Crescendo a casa tua, la moda è sempre stata parte della tua storia. Sono sicura che probabilmente sembrava un po' diversa guardandola e crescendo attorno ad essa rispetto a come ci si sente ora—essere completamente immersi in essa. Ci sono state alcune cose del mondo della moda che ti hanno davvero sorpreso? C'era qualcosa che ti ha fatto pensare: "Oh, pensavo sarebbe stato in questo modo, ma è stato davvero diverso"? Ero stata sul set con mia madre e anche dietro le quinte di una sfilata di moda prima, quindi sapevo che era davvero caotico. Ovviamente, sembra calmo dall'esterno, ma avevo un'idea di com'era davvero. Quando lo fai e quando sei dentro, è diverso. Ho imparato queste cose man mano che andavo avanti, ma penso che lo trovi semplicemente entusiasmante. È ancora davvero divertente farne parte—caotico e tutto!

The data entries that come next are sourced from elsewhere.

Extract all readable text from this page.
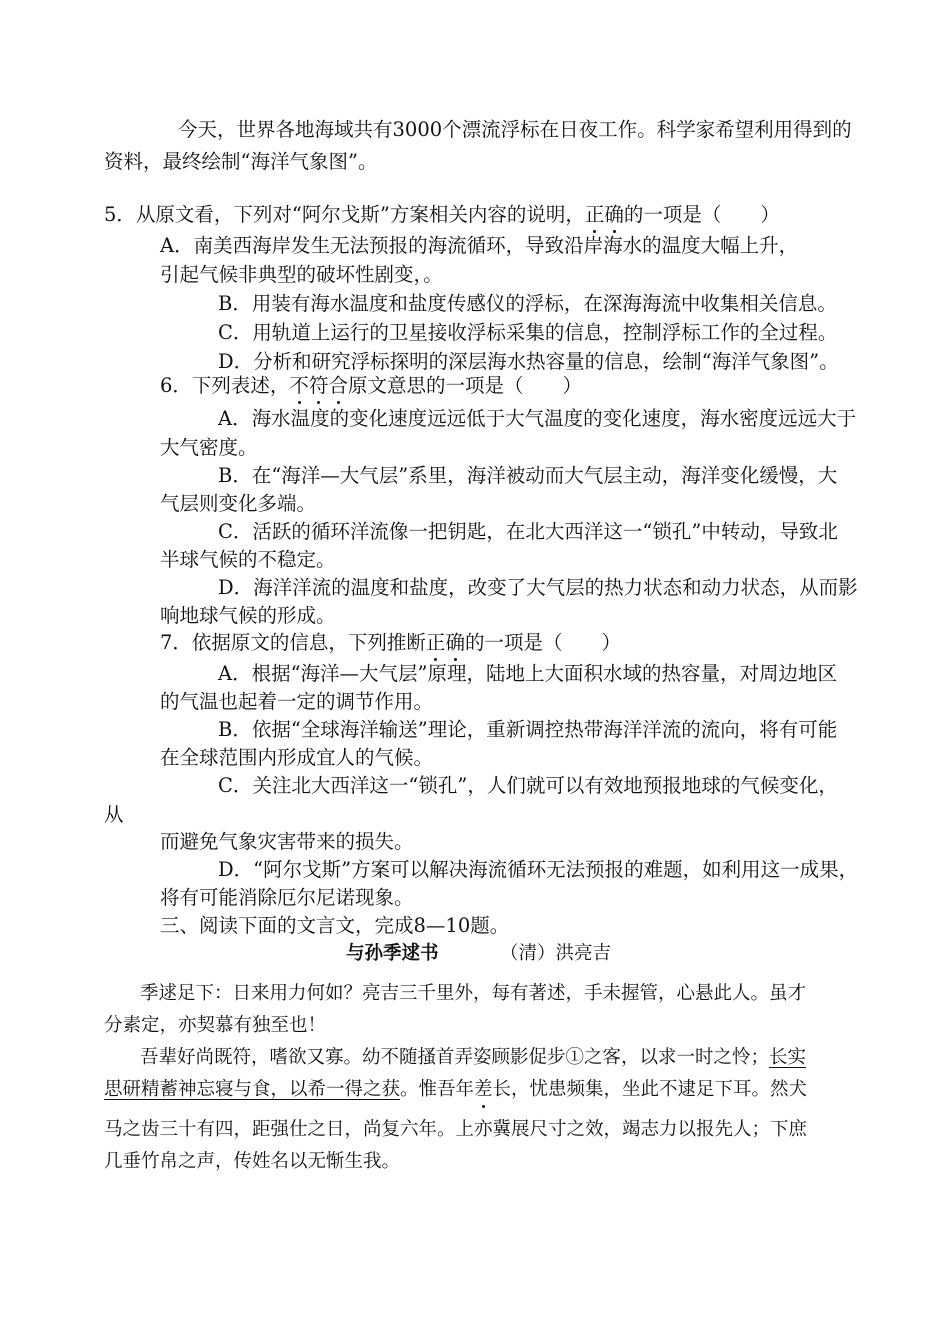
今天，世界各地海域共有3000个漂流浮标在日夜工作。科学家希望利用得到的
资料，最终绘制“海洋气象图”。
5．从原文看，下列对“阿尔戈斯”方案相关内容的说明，正确的一项是（　　）
A．南美西海岸发生无法预报的海流循环，导致沿岸海水的温度大幅上升，
引起气候非典型的破坏性剧变，。
B．用装有海水温度和盐度传感仪的浮标，在深海海流中收集相关信息。
C．用轨道上运行的卫星接收浮标采集的信息，控制浮标工作的全过程。
D．分析和研究浮标探明的深层海水热容量的信息，绘制“海洋气象图”。
6．下列表述，不符合原文意思的一项是（　　）
A．海水温度的变化速度远远低于大气温度的变化速度，海水密度远远大于
大气密度。
B．在“海洋—大气层”系里，海洋被动而大气层主动，海洋变化缓慢，大
气层则变化多端。
C．活跃的循环洋流像一把钥匙，在北大西洋这一“锁孔”中转动，导致北
半球气候的不稳定。
D．海洋洋流的温度和盐度，改变了大气层的热力状态和动力状态，从而影
响地球气候的形成。
7．依据原文的信息，下列推断正确的一项是（　　）
A．根据“海洋—大气层”原理，陆地上大面积水域的热容量，对周边地区
的气温也起着一定的调节作用。
B．依据“全球海洋输送”理论，重新调控热带海洋洋流的流向，将有可能
在全球范围内形成宜人的气候。
C．关注北大西洋这一“锁孔”，人们就可以有效地预报地球的气候变化，
从
而避免气象灾害带来的损失。
D．“阿尔戈斯”方案可以解决海流循环无法预报的难题，如利用这一成果，
将有可能消除厄尔尼诺现象。
三、阅读下面的文言文，完成8—10题。
与孙季逑书	（清）洪亮吉
季逑足下：日来用力何如？亮吉三千里外，每有著述，手未握管，心悬此人。虽才
分素定，亦契慕有独至也！
吾辈好尚既符，嗜欲又寡。幼不随搔首弄姿顾影促步①之客，以求一时之怜；长实
思研精蓄神忘寝与食，以希一得之获。惟吾年差长，忧患频集，坐此不逮足下耳。然犬
马之齿三十有四，距强仕之日，尚复六年。上亦冀展尺寸之效，竭志力以报先人；下庶
几垂竹帛之声，传姓名以无惭生我。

Se dovessi creare un mood board per i prossimi cinque anni, cosa pensi che metteresti su di esso in termini di cose su cui stai lavorando o manifestando? Mi piace collaborare con amici e marchi con cui ho una connessione, quindi sicuramente di più di questo. Inoltre, sostenere la consapevolezza del diabete di tipo 1 e l'accesso alla tecnologia medica è importante per me. Sarei sicuramente entusiasta di fare più progetti focalizzati su questo.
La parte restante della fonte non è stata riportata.